THE S0 AND T1 STATES OF ISOMERIC CANTHAXANTHIN AS COMPARED WITH THOSE OF BETA-CAROTENE - EFFECT OF THE TERMINAL CARBONYL GROUPS DETECTED BY RAMAN-SPECTROSCOPY

The S0 (ground singlet-state) Raman spectra of the all-trans, 9-cis, 13-cis, 9,9'-cis, 9,13-cis, 9,13'-cis and 13,13'-cis isomers of canthaxanthin as well as the T1 (lowest-excited triplet-state) Raman spectra of the all-trans, 9-cis, 13-cis and 9,13-cis isomers were recorded.
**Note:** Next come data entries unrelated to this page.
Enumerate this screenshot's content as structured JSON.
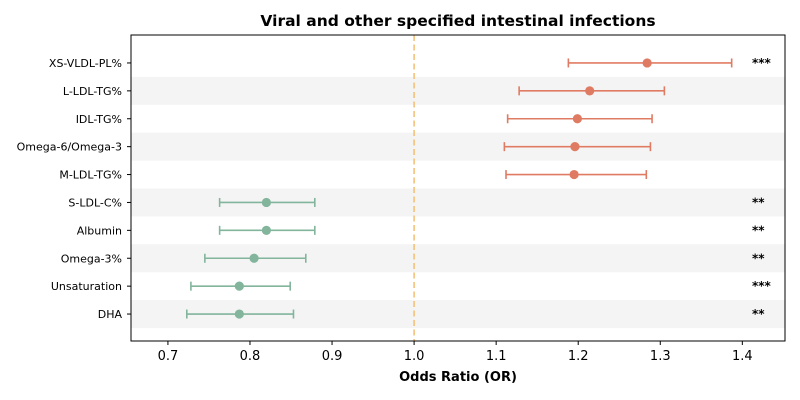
{
  "chart_data": {
    "type": "forest",
    "title": "Viral and other specified intestinal infections",
    "xlabel": "Odds Ratio (OR)",
    "xlim": [
      0.655,
      1.452
    ],
    "xticks": [
      0.7,
      0.8,
      0.9,
      1.0,
      1.1,
      1.2,
      1.3,
      1.4
    ],
    "reference_line": 1.0,
    "reference_color": "#f4c27a",
    "colors": {
      "positive": "#e07b63",
      "negative": "#82b59c"
    },
    "band_color": "#f4f4f4",
    "rows": [
      {
        "label": "XS-VLDL-PL%",
        "or": 1.284,
        "lower": 1.188,
        "upper": 1.387,
        "sig": "***"
      },
      {
        "label": "L-LDL-TG%",
        "or": 1.214,
        "lower": 1.128,
        "upper": 1.305,
        "sig": ""
      },
      {
        "label": "IDL-TG%",
        "or": 1.199,
        "lower": 1.114,
        "upper": 1.29,
        "sig": ""
      },
      {
        "label": "Omega-6/Omega-3",
        "or": 1.196,
        "lower": 1.11,
        "upper": 1.288,
        "sig": ""
      },
      {
        "label": "M-LDL-TG%",
        "or": 1.195,
        "lower": 1.112,
        "upper": 1.283,
        "sig": ""
      },
      {
        "label": "S-LDL-C%",
        "or": 0.82,
        "lower": 0.763,
        "upper": 0.879,
        "sig": "**"
      },
      {
        "label": "Albumin",
        "or": 0.82,
        "lower": 0.763,
        "upper": 0.879,
        "sig": "**"
      },
      {
        "label": "Omega-3%",
        "or": 0.805,
        "lower": 0.745,
        "upper": 0.868,
        "sig": "**"
      },
      {
        "label": "Unsaturation",
        "or": 0.787,
        "lower": 0.728,
        "upper": 0.849,
        "sig": "***"
      },
      {
        "label": "DHA",
        "or": 0.787,
        "lower": 0.723,
        "upper": 0.853,
        "sig": "**"
      }
    ]
  }
}
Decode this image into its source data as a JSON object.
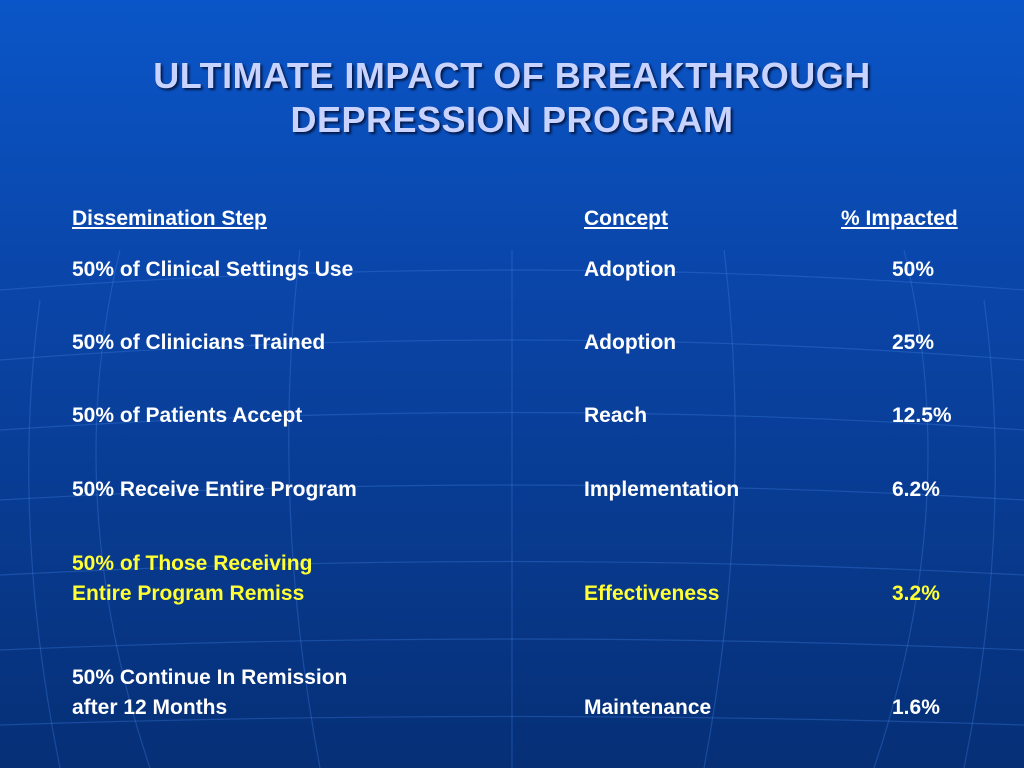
{
  "slide": {
    "title_line1": "ULTIMATE IMPACT OF BREAKTHROUGH",
    "title_line2": "DEPRESSION PROGRAM"
  },
  "table": {
    "headers": {
      "step": "Dissemination Step",
      "concept": "Concept",
      "impact": "% Impacted"
    },
    "rows": [
      {
        "step_line1": "50% of Clinical Settings  Use",
        "step_line2": "",
        "concept": "Adoption",
        "impact": "50%"
      },
      {
        "step_line1": "50% of Clinicians Trained",
        "step_line2": "",
        "concept": "Adoption",
        "impact": "25%"
      },
      {
        "step_line1": "50% of Patients Accept",
        "step_line2": "",
        "concept": "Reach",
        "impact": "12.5%"
      },
      {
        "step_line1": "50% Receive Entire Program",
        "step_line2": "",
        "concept": "Implementation",
        "impact": "6.2%"
      },
      {
        "step_line1": "50% of Those Receiving",
        "step_line2": "Entire Program Remiss",
        "concept": "Effectiveness",
        "impact": "3.2%"
      },
      {
        "step_line1": "50% Continue In Remission",
        "step_line2": "after 12 Months",
        "concept": "Maintenance",
        "impact": "1.6%"
      }
    ]
  },
  "colors": {
    "background": "#0a46aa",
    "title": "#c9d3ff",
    "text": "#ffffff",
    "highlight": "#ffff33"
  }
}
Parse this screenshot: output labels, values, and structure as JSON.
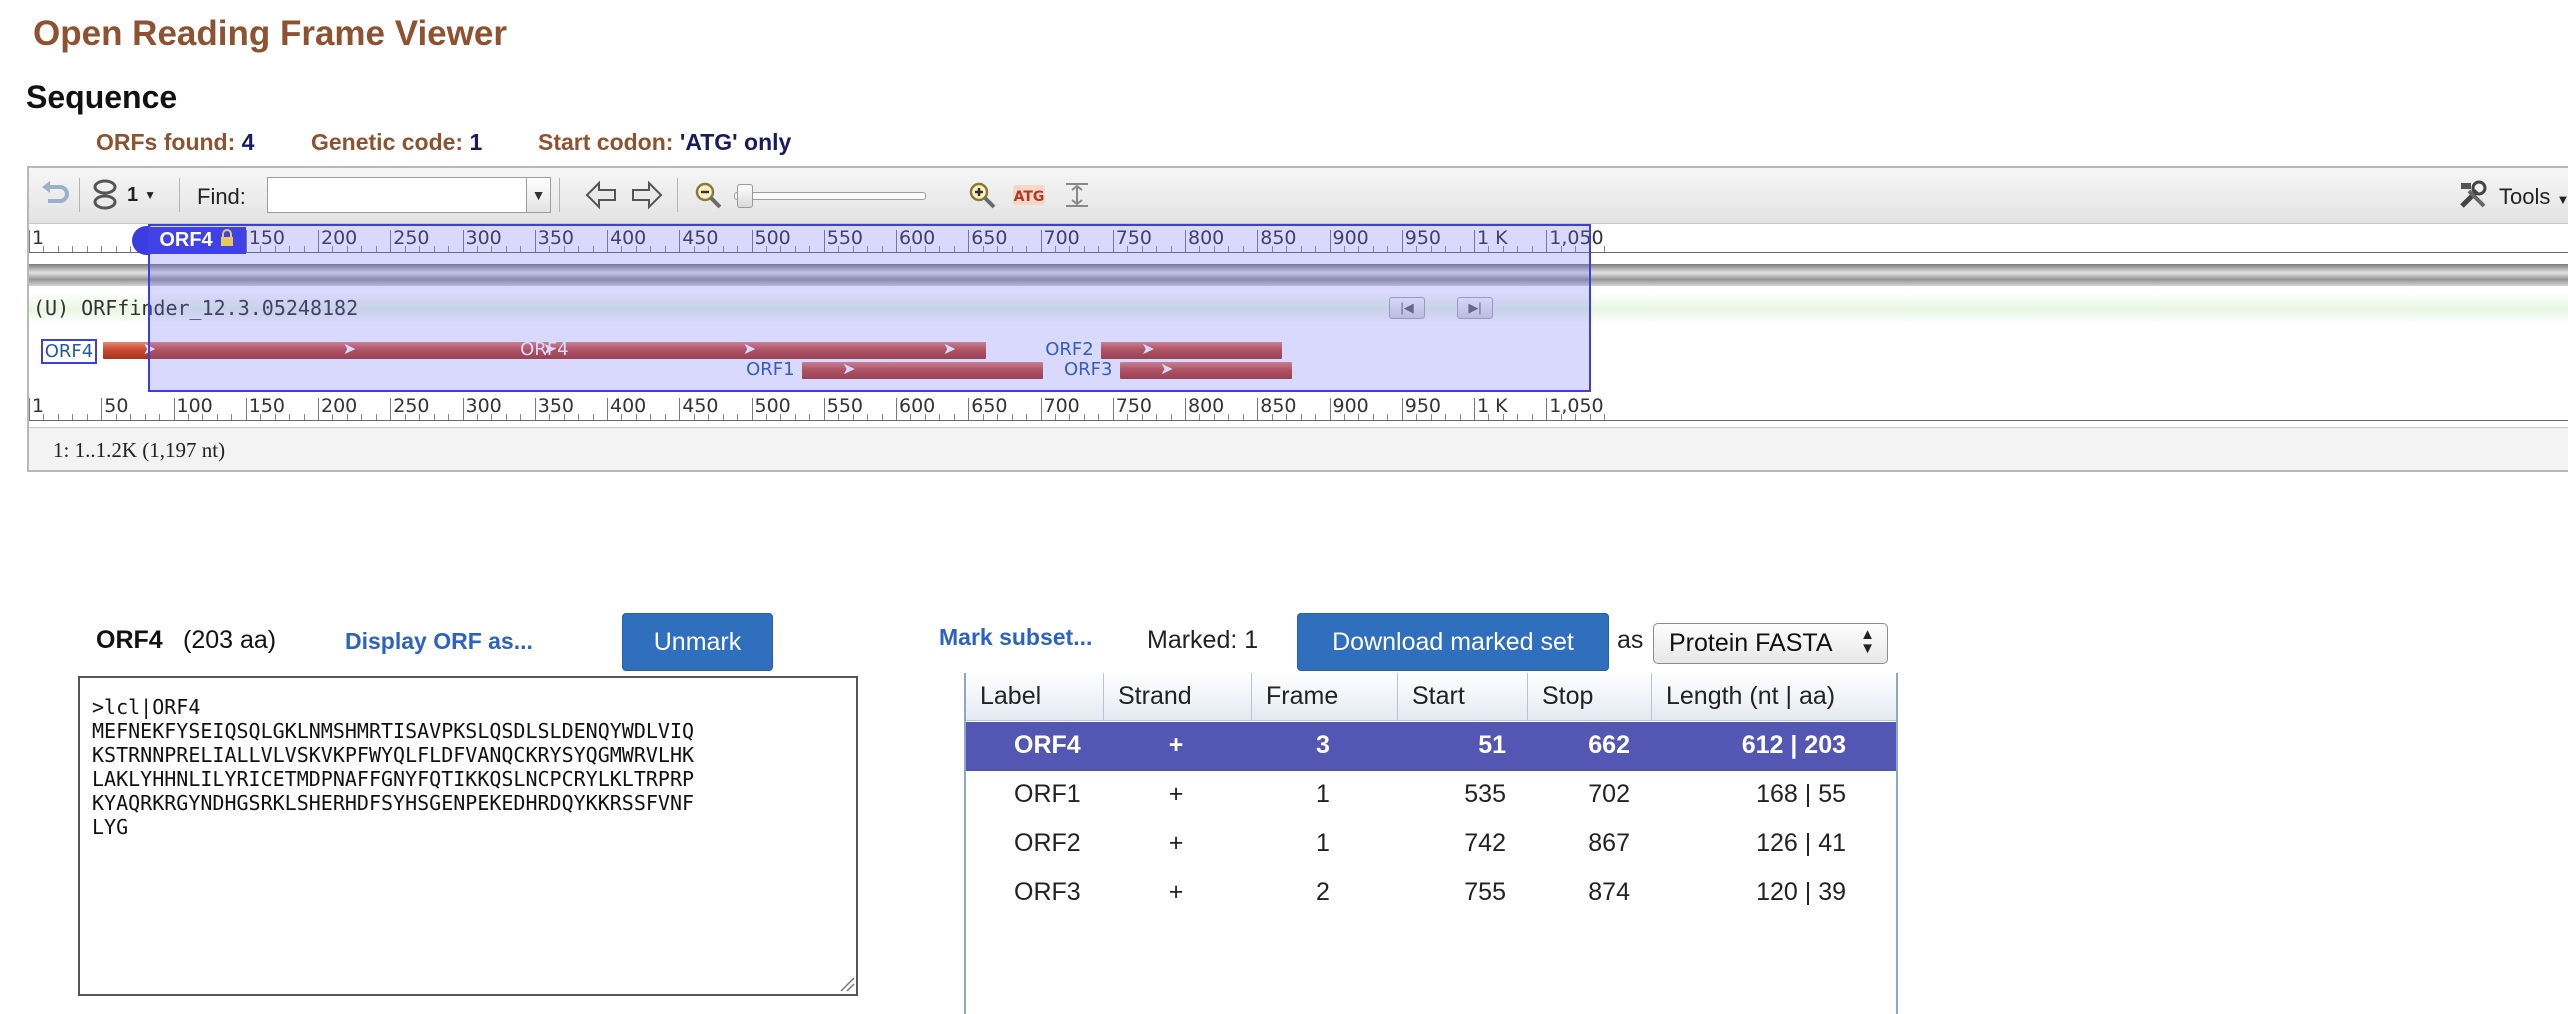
{
  "app_title": "Open Reading Frame Viewer",
  "section_title": "Sequence",
  "stats": [
    {
      "label": "ORFs found:",
      "value": "4"
    },
    {
      "label": "Genetic code:",
      "value": "1"
    },
    {
      "label": "Start codon:",
      "value": "'ATG' only"
    }
  ],
  "toolbar": {
    "undo_icon": "undo-icon",
    "link_icon": "chain-link-icon",
    "link_count": "1",
    "find_label": "Find:",
    "find_value": "",
    "tools_label": "Tools",
    "icons": [
      "undo-icon",
      "chain-link-icon",
      "arrow-left-icon",
      "arrow-right-icon",
      "zoom-out-icon",
      "zoom-in-icon",
      "atg-icon",
      "fit-icon",
      "tools-icon"
    ]
  },
  "ruler": {
    "labels": [
      "1",
      "100",
      "150",
      "200",
      "250",
      "300",
      "350",
      "400",
      "450",
      "500",
      "550",
      "600",
      "650",
      "700",
      "750",
      "800",
      "850",
      "900",
      "950",
      "1 K",
      "1,050"
    ],
    "bottom_labels": [
      "1",
      "50",
      "100",
      "150",
      "200",
      "250",
      "300",
      "350",
      "400",
      "450",
      "500",
      "550",
      "600",
      "650",
      "700",
      "750",
      "800",
      "850",
      "900",
      "950",
      "1 K",
      "1,050"
    ],
    "selected_tag": "ORF4"
  },
  "track": {
    "title": "(U) ORFfinder_12.3.05248182",
    "features": [
      {
        "label": "ORF4",
        "start": 51,
        "stop": 662,
        "selected": true
      },
      {
        "label": "ORF1",
        "start": 535,
        "stop": 702
      },
      {
        "label": "ORF2",
        "start": 742,
        "stop": 867
      },
      {
        "label": "ORF3",
        "start": 755,
        "stop": 874
      }
    ],
    "mid_label": "ORF4"
  },
  "status": "1: 1..1.2K (1,197 nt)",
  "orf_panel": {
    "name": "ORF4",
    "aa": "(203 aa)",
    "display_as": "Display ORF as...",
    "unmark": "Unmark",
    "sequence": ">lcl|ORF4\nMEFNEKFYSEIQSQLGKLNMSHMRTISAVPKSLQSDLSLDENQYWDLVIQ\nKSTRNNPRELIALLVLVSKVKPFWYQLFLDFVANQCKRYSYQGMWRVLHK\nLAKLYHHNLILYRICETMDPNAFFGNYFQTIKKQSLNCPCRYLKLTRPRP\nKYAQRKRGYNDHGSRKLSHERHDFSYHSGENPEKEDHRDQYKKRSSFVNF\nLYG"
  },
  "marked": {
    "mark_subset": "Mark subset...",
    "marked_label": "Marked: 1",
    "download": "Download marked set",
    "as": "as",
    "format": "Protein FASTA"
  },
  "table": {
    "columns": [
      "Label",
      "Strand",
      "Frame",
      "Start",
      "Stop",
      "Length (nt | aa)"
    ],
    "rows": [
      {
        "label": "ORF4",
        "strand": "+",
        "frame": "3",
        "start": "51",
        "stop": "662",
        "length": "612 | 203",
        "selected": true
      },
      {
        "label": "ORF1",
        "strand": "+",
        "frame": "1",
        "start": "535",
        "stop": "702",
        "length": "168 | 55"
      },
      {
        "label": "ORF2",
        "strand": "+",
        "frame": "1",
        "start": "742",
        "stop": "867",
        "length": "126 | 41"
      },
      {
        "label": "ORF3",
        "strand": "+",
        "frame": "2",
        "start": "755",
        "stop": "874",
        "length": "120 | 39"
      }
    ]
  },
  "colors": {
    "title": "#8f5230",
    "accent_blue": "#2f6fbe",
    "selection": "#4141e8",
    "feature": "#c94a32",
    "row_selected": "#5356b2"
  }
}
In order to reveal the effect of the carbonyl groups at both ends on the carbon-carbon conjugated system in-between (in both the S0 and T1 states), the carbon-carbon stretching frequencies were compared between isomeric canthaxanthin and beta-carotene: in the S0 state, the C = C stretching frequencies of canthaxanthin were lower by 3-10 cm-1 than those of beta-carotene, indicating increased conjugation in the former. In the T1 state, the "C = C" stretching frequencies of canthaxanthin were lower by 12-15 cm-1, indicating a large decrease in the "C = C" bond order in the central part of canthaxanthin. Further, the relations of the C = C (S0) and "C = C" (T1) stretching frequencies vs the number of carbon-carbon double-bonds were examined for the above two and additional five carotenoids. The result indicated that the terminal carbonyl groups of canthaxanthin are incorporated in the carbon-carbon conjugated system in the T1 state, but that they are almost independent of it in the S0 state. Both observations support the idea that the "triplet-excited region" of canthaxanthin is extended over the entire double-bond system.